While 1 November marked a major compliance deadline, it is 1 December that new rules regarding flexible working arrangements for employees under industry awards take effect.
The change was made by the Fair Work Commission as part of its four-yearly review of modern awards.
Under the amendment, “An employer may only refuse a s.65 request for a change in working arrangements on ‘reasonable business grounds”.
In its judgement, the commission stated that:
“Before responding to a request made under s.65 [of the Fair Work Act], the employer must discuss the request with the employee and genuinely try to reach agreement on a change in working arrangements that will reasonably accommodate the employee’s circumstances having regard to:
- the needs of the employee arising from their circumstances;
- the consequences for the employee if changes in working arrangements are not made; and
- any reasonable business grounds for refusing the request.
“The employer must give the employee a written response to an employee’s s.65 request within 21 days, stating whether the employer grants or refuses the request.
“If the employer refuses the request, the written response must include details of the reasons for the refusal.”
Flexibility not guaranteed
From this date, noted Michael Wilkinson, a senior adviser at Employsure, employers will be required to make a genuine attempt to reach an agreement on flexible working arrangements, and to show detailed reasons for any refusals given.
“While workers don’t have an uninhibited right to their flexible work request, the new clause requires employers to detail any alternative arrangements they can provide and lets workers dispute whether employers have correctly followed the process,” the senior adviser said.
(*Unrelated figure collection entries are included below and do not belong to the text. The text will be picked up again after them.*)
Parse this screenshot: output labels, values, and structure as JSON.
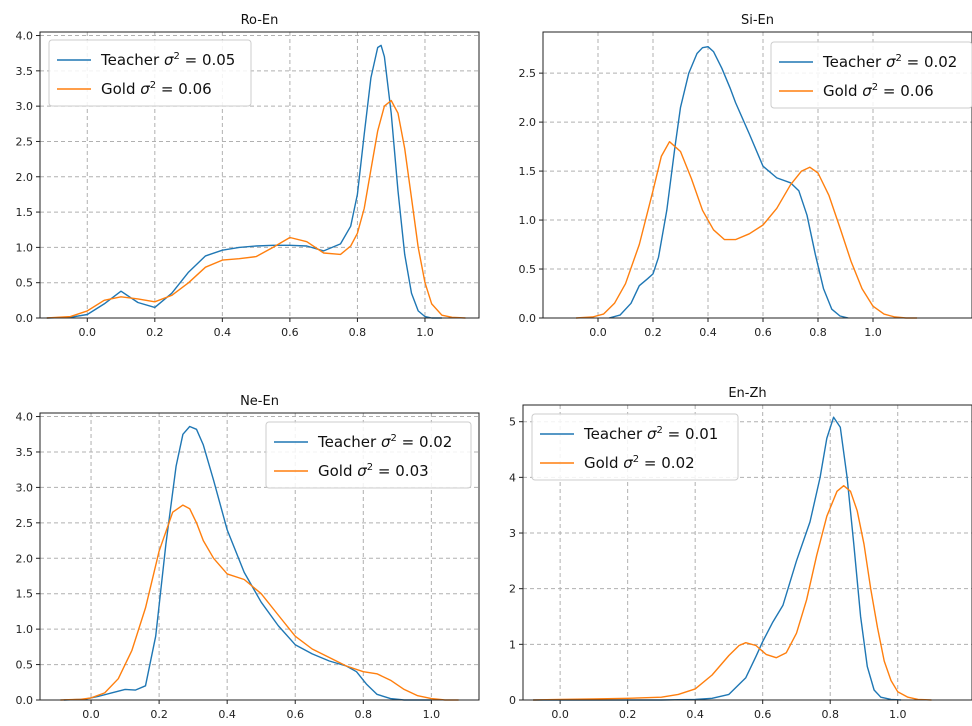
{
  "chart_data": [
    {
      "type": "line",
      "title": "Ro-En",
      "xlabel": "",
      "ylabel": "",
      "xlim": [
        -0.14,
        1.16
      ],
      "ylim": [
        0,
        4.05
      ],
      "xticks": [
        "0.0",
        "0.2",
        "0.4",
        "0.6",
        "0.8",
        "1.0"
      ],
      "yticks": [
        "0.0",
        "0.5",
        "1.0",
        "1.5",
        "2.0",
        "2.5",
        "3.0",
        "3.5",
        "4.0"
      ],
      "grid": true,
      "legend": "top-left",
      "series": [
        {
          "name": "Teacher",
          "legend_value": "= 0.05",
          "color": "#1f77b4",
          "x": [
            -0.12,
            -0.05,
            0.0,
            0.05,
            0.1,
            0.15,
            0.2,
            0.25,
            0.3,
            0.35,
            0.4,
            0.45,
            0.5,
            0.55,
            0.6,
            0.65,
            0.7,
            0.75,
            0.78,
            0.8,
            0.82,
            0.84,
            0.86,
            0.87,
            0.88,
            0.9,
            0.92,
            0.94,
            0.96,
            0.98,
            1.0,
            1.02,
            1.05
          ],
          "y": [
            0,
            0.01,
            0.05,
            0.2,
            0.38,
            0.22,
            0.15,
            0.35,
            0.65,
            0.88,
            0.96,
            1.0,
            1.02,
            1.03,
            1.03,
            1.02,
            0.95,
            1.05,
            1.3,
            1.75,
            2.6,
            3.4,
            3.83,
            3.86,
            3.7,
            2.9,
            1.8,
            0.9,
            0.35,
            0.1,
            0.02,
            0,
            0
          ]
        },
        {
          "name": "Gold",
          "legend_value": "= 0.06",
          "color": "#ff7f0e",
          "x": [
            -0.12,
            -0.05,
            0.0,
            0.05,
            0.1,
            0.15,
            0.2,
            0.25,
            0.3,
            0.35,
            0.4,
            0.45,
            0.5,
            0.55,
            0.6,
            0.65,
            0.7,
            0.75,
            0.78,
            0.8,
            0.82,
            0.84,
            0.86,
            0.88,
            0.9,
            0.92,
            0.94,
            0.96,
            0.98,
            1.0,
            1.02,
            1.05,
            1.08,
            1.12
          ],
          "y": [
            0,
            0.02,
            0.1,
            0.25,
            0.3,
            0.27,
            0.23,
            0.32,
            0.5,
            0.72,
            0.82,
            0.84,
            0.87,
            1.0,
            1.14,
            1.08,
            0.92,
            0.9,
            1.02,
            1.2,
            1.55,
            2.1,
            2.65,
            3.0,
            3.08,
            2.9,
            2.4,
            1.7,
            1.0,
            0.5,
            0.2,
            0.04,
            0.01,
            0
          ]
        }
      ]
    },
    {
      "type": "line",
      "title": "Si-En",
      "xlabel": "",
      "ylabel": "",
      "xlim": [
        -0.2,
        1.36
      ],
      "ylim": [
        0,
        2.92
      ],
      "xticks": [
        "0.0",
        "0.2",
        "0.4",
        "0.6",
        "0.8",
        "1.0"
      ],
      "yticks": [
        "0.0",
        "0.5",
        "1.0",
        "1.5",
        "2.0",
        "2.5"
      ],
      "grid": true,
      "legend": "top-right",
      "series": [
        {
          "name": "Teacher",
          "legend_value": "= 0.02",
          "color": "#1f77b4",
          "x": [
            0.04,
            0.08,
            0.12,
            0.15,
            0.18,
            0.2,
            0.22,
            0.25,
            0.28,
            0.3,
            0.33,
            0.36,
            0.38,
            0.4,
            0.42,
            0.45,
            0.48,
            0.5,
            0.55,
            0.6,
            0.65,
            0.7,
            0.73,
            0.76,
            0.79,
            0.82,
            0.85,
            0.88,
            0.91
          ],
          "y": [
            0,
            0.03,
            0.15,
            0.33,
            0.4,
            0.45,
            0.62,
            1.1,
            1.75,
            2.15,
            2.5,
            2.7,
            2.76,
            2.77,
            2.72,
            2.55,
            2.35,
            2.2,
            1.88,
            1.55,
            1.43,
            1.38,
            1.3,
            1.05,
            0.65,
            0.3,
            0.09,
            0.02,
            0
          ]
        },
        {
          "name": "Gold",
          "legend_value": "= 0.06",
          "color": "#ff7f0e",
          "x": [
            -0.08,
            -0.02,
            0.02,
            0.06,
            0.1,
            0.15,
            0.2,
            0.23,
            0.26,
            0.3,
            0.34,
            0.38,
            0.42,
            0.46,
            0.5,
            0.55,
            0.6,
            0.65,
            0.7,
            0.74,
            0.77,
            0.8,
            0.84,
            0.88,
            0.92,
            0.96,
            1.0,
            1.04,
            1.08,
            1.12,
            1.16
          ],
          "y": [
            0,
            0.01,
            0.04,
            0.15,
            0.35,
            0.75,
            1.3,
            1.65,
            1.8,
            1.7,
            1.42,
            1.1,
            0.9,
            0.8,
            0.8,
            0.86,
            0.95,
            1.12,
            1.36,
            1.5,
            1.54,
            1.48,
            1.25,
            0.92,
            0.58,
            0.3,
            0.12,
            0.04,
            0.01,
            0,
            0
          ]
        }
      ]
    },
    {
      "type": "line",
      "title": "Ne-En",
      "xlabel": "",
      "ylabel": "",
      "xlim": [
        -0.15,
        1.14
      ],
      "ylim": [
        0,
        4.05
      ],
      "xticks": [
        "0.0",
        "0.2",
        "0.4",
        "0.6",
        "0.8",
        "1.0"
      ],
      "yticks": [
        "0.0",
        "0.5",
        "1.0",
        "1.5",
        "2.0",
        "2.5",
        "3.0",
        "3.5",
        "4.0"
      ],
      "grid": true,
      "legend": "top-right",
      "series": [
        {
          "name": "Teacher",
          "legend_value": "= 0.02",
          "color": "#1f77b4",
          "x": [
            -0.08,
            -0.02,
            0.02,
            0.06,
            0.1,
            0.13,
            0.16,
            0.19,
            0.22,
            0.25,
            0.27,
            0.29,
            0.31,
            0.33,
            0.36,
            0.4,
            0.45,
            0.5,
            0.55,
            0.6,
            0.65,
            0.7,
            0.75,
            0.78,
            0.81,
            0.84,
            0.88,
            0.92,
            0.96,
            1.0
          ],
          "y": [
            0,
            0.01,
            0.05,
            0.1,
            0.15,
            0.14,
            0.2,
            0.9,
            2.2,
            3.3,
            3.75,
            3.86,
            3.82,
            3.6,
            3.1,
            2.4,
            1.8,
            1.38,
            1.05,
            0.78,
            0.65,
            0.55,
            0.48,
            0.4,
            0.22,
            0.08,
            0.02,
            0,
            0,
            0
          ]
        },
        {
          "name": "Gold",
          "legend_value": "= 0.03",
          "color": "#ff7f0e",
          "x": [
            -0.09,
            -0.03,
            0.0,
            0.04,
            0.08,
            0.12,
            0.16,
            0.2,
            0.24,
            0.27,
            0.29,
            0.31,
            0.33,
            0.36,
            0.4,
            0.45,
            0.5,
            0.55,
            0.6,
            0.65,
            0.7,
            0.75,
            0.8,
            0.84,
            0.88,
            0.92,
            0.96,
            1.0,
            1.04,
            1.08
          ],
          "y": [
            0,
            0.01,
            0.03,
            0.1,
            0.3,
            0.7,
            1.3,
            2.1,
            2.65,
            2.75,
            2.7,
            2.5,
            2.25,
            2.0,
            1.78,
            1.7,
            1.5,
            1.2,
            0.9,
            0.72,
            0.6,
            0.48,
            0.4,
            0.37,
            0.28,
            0.15,
            0.06,
            0.02,
            0,
            0
          ]
        }
      ]
    },
    {
      "type": "line",
      "title": "En-Zh",
      "xlabel": "",
      "ylabel": "",
      "xlim": [
        -0.11,
        1.22
      ],
      "ylim": [
        0,
        5.3
      ],
      "xticks": [
        "0.0",
        "0.2",
        "0.4",
        "0.6",
        "0.8",
        "1.0"
      ],
      "yticks": [
        "0",
        "1",
        "2",
        "3",
        "4",
        "5"
      ],
      "grid": true,
      "legend": "top-left",
      "series": [
        {
          "name": "Teacher",
          "legend_value": "= 0.01",
          "color": "#1f77b4",
          "x": [
            -0.08,
            0.0,
            0.1,
            0.2,
            0.3,
            0.4,
            0.45,
            0.5,
            0.55,
            0.58,
            0.6,
            0.63,
            0.66,
            0.7,
            0.74,
            0.77,
            0.79,
            0.81,
            0.83,
            0.85,
            0.87,
            0.89,
            0.91,
            0.93,
            0.95,
            0.98,
            1.01
          ],
          "y": [
            0,
            0,
            0,
            0,
            0,
            0.01,
            0.03,
            0.1,
            0.4,
            0.78,
            1.05,
            1.4,
            1.7,
            2.5,
            3.2,
            4.0,
            4.7,
            5.08,
            4.9,
            4.0,
            2.8,
            1.5,
            0.6,
            0.18,
            0.05,
            0.01,
            0
          ]
        },
        {
          "name": "Gold",
          "legend_value": "= 0.02",
          "color": "#ff7f0e",
          "x": [
            -0.08,
            0.0,
            0.1,
            0.2,
            0.3,
            0.35,
            0.4,
            0.45,
            0.5,
            0.53,
            0.55,
            0.58,
            0.61,
            0.64,
            0.67,
            0.7,
            0.73,
            0.76,
            0.79,
            0.82,
            0.84,
            0.86,
            0.88,
            0.9,
            0.92,
            0.94,
            0.96,
            0.98,
            1.0,
            1.03,
            1.06,
            1.1
          ],
          "y": [
            0,
            0.01,
            0.02,
            0.03,
            0.05,
            0.1,
            0.2,
            0.45,
            0.8,
            0.98,
            1.03,
            0.98,
            0.82,
            0.76,
            0.85,
            1.2,
            1.8,
            2.6,
            3.3,
            3.75,
            3.85,
            3.75,
            3.4,
            2.8,
            2.0,
            1.3,
            0.7,
            0.35,
            0.15,
            0.05,
            0.01,
            0
          ]
        }
      ]
    }
  ]
}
According to Mr Wilkinson, the new rules do not guarantee employees automatic rights to flexible arrangements, but they will be guaranteed the right to explanations why their requests may be denied following negotiations between the parties.
“Let’s say you approach your boss with a request to work from home two days per week. Your boss can refuse your request; however, they need to justify the reasonable business grounds, then state whether alternative options or a counteroffer is available,” Mr Wilkinson said.
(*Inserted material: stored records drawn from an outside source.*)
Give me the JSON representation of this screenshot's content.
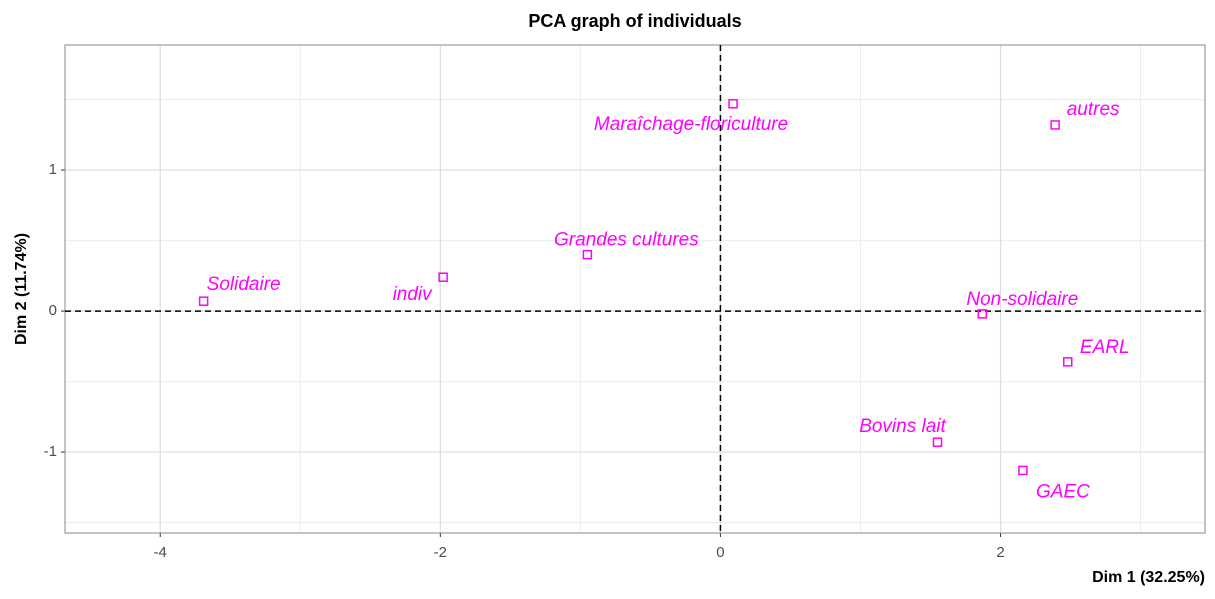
{
  "chart_data": {
    "type": "scatter",
    "title": "PCA graph of individuals",
    "x_label": "Dim 1 (32.25%)",
    "y_label": "Dim 2 (11.74%)",
    "series": [
      {
        "name": "individuals",
        "color": "#ff00ff",
        "labels": [
          "Solidaire",
          "indiv",
          "Grandes cultures",
          "Maraîchage-floriculture",
          "autres",
          "Non-solidaire",
          "EARL",
          "Bovins lait",
          "GAEC"
        ],
        "x": [
          -3.69,
          -1.98,
          -0.95,
          0.09,
          2.39,
          1.87,
          2.48,
          1.55,
          2.16
        ],
        "values": [
          0.07,
          0.24,
          0.4,
          1.47,
          1.32,
          -0.02,
          -0.36,
          -0.93,
          -1.13
        ]
      }
    ],
    "xlim": [
      -4.68,
      3.46
    ],
    "ylim": [
      -1.574,
      1.887
    ],
    "xticks": [
      -4,
      -2,
      0,
      2
    ],
    "yticks": [
      -1,
      0,
      1
    ],
    "xminor": [
      -3,
      -1,
      1,
      3
    ],
    "yminor": [
      -1.5,
      -0.5,
      0.5,
      1.5
    ],
    "reference_lines": {
      "x": 0,
      "y": 0
    },
    "grid": true
  }
}
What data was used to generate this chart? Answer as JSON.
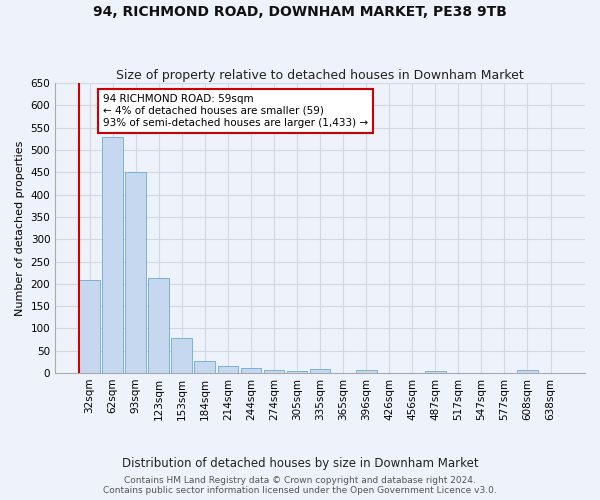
{
  "title": "94, RICHMOND ROAD, DOWNHAM MARKET, PE38 9TB",
  "subtitle": "Size of property relative to detached houses in Downham Market",
  "xlabel": "Distribution of detached houses by size in Downham Market",
  "ylabel": "Number of detached properties",
  "categories": [
    "32sqm",
    "62sqm",
    "93sqm",
    "123sqm",
    "153sqm",
    "184sqm",
    "214sqm",
    "244sqm",
    "274sqm",
    "305sqm",
    "335sqm",
    "365sqm",
    "396sqm",
    "426sqm",
    "456sqm",
    "487sqm",
    "517sqm",
    "547sqm",
    "577sqm",
    "608sqm",
    "638sqm"
  ],
  "values": [
    208,
    530,
    450,
    212,
    78,
    27,
    15,
    12,
    7,
    5,
    9,
    0,
    6,
    0,
    0,
    5,
    0,
    0,
    0,
    6,
    0
  ],
  "bar_color": "#c5d8ef",
  "bar_edge_color": "#6aaad4",
  "annotation_text": "94 RICHMOND ROAD: 59sqm\n← 4% of detached houses are smaller (59)\n93% of semi-detached houses are larger (1,433) →",
  "annotation_box_color": "#ffffff",
  "annotation_box_edge_color": "#cc0000",
  "ylim": [
    0,
    650
  ],
  "yticks": [
    0,
    50,
    100,
    150,
    200,
    250,
    300,
    350,
    400,
    450,
    500,
    550,
    600,
    650
  ],
  "bg_color": "#eef2fa",
  "grid_color": "#d0d8e8",
  "footer": "Contains HM Land Registry data © Crown copyright and database right 2024.\nContains public sector information licensed under the Open Government Licence v3.0.",
  "title_fontsize": 10,
  "subtitle_fontsize": 9,
  "xlabel_fontsize": 8.5,
  "ylabel_fontsize": 8,
  "tick_fontsize": 7.5,
  "footer_fontsize": 6.5,
  "red_line_color": "#cc0000",
  "red_line_x": -0.45
}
Mr Wilkinson said that it is “quite common” for employers to reject requests for flexibility because it is too expensive to provide the necessary equipment, but also because of the belief that “the job simply cannot be done effectively from home”.
While cost may be a legitimate constraint, if communicated to the relevant employee, a personal bias by the manager against flexible working will not cut it.
“If an employee asks his or her boss to leave early twice a week for family commitments, employers need to consider how they will fill the gap. Is it necessary to fill the gap? Will significant change be required for the gap? If the gap needs to be filled, how much will it cost the business to fill such as advertising and training?” Mr Wilkinson said.
He urged employers to “be reasonable” in their approach to assessing any request for flexible arrangements, while reiterating that employers will remain within their rights to ensure employee performance is not compromised by granting such requests.
“Good businesses generally take these steps anyway, on the basis they value their staff,” the senior adviser said.
“For those businesses that aren’t currently flexible, they will need to bring their policies and practices into line from 1 December 2018.”
Required inclusions for denying a request for flexible working
The commission ruled that where employee requests are denied, their employer must provide a written response outlining the following points:
- Details of the reasons for the refusal, including the business ground or grounds for the refusal and how the ground or grounds apply.
- If the employer and employee could not agree on a change in working arrangements, a statement of whether or not there are any changes in working arrangements that the employer can offer the employee so as to better accommodate the employee’s circumstances; and if the employer can offer the employee such changes in working arrangements, set out those changes in working arrangements.
- If a change in working arrangements is agreed that was different from the original request, the written response needs to set out the agreed change(s) in working arrangements.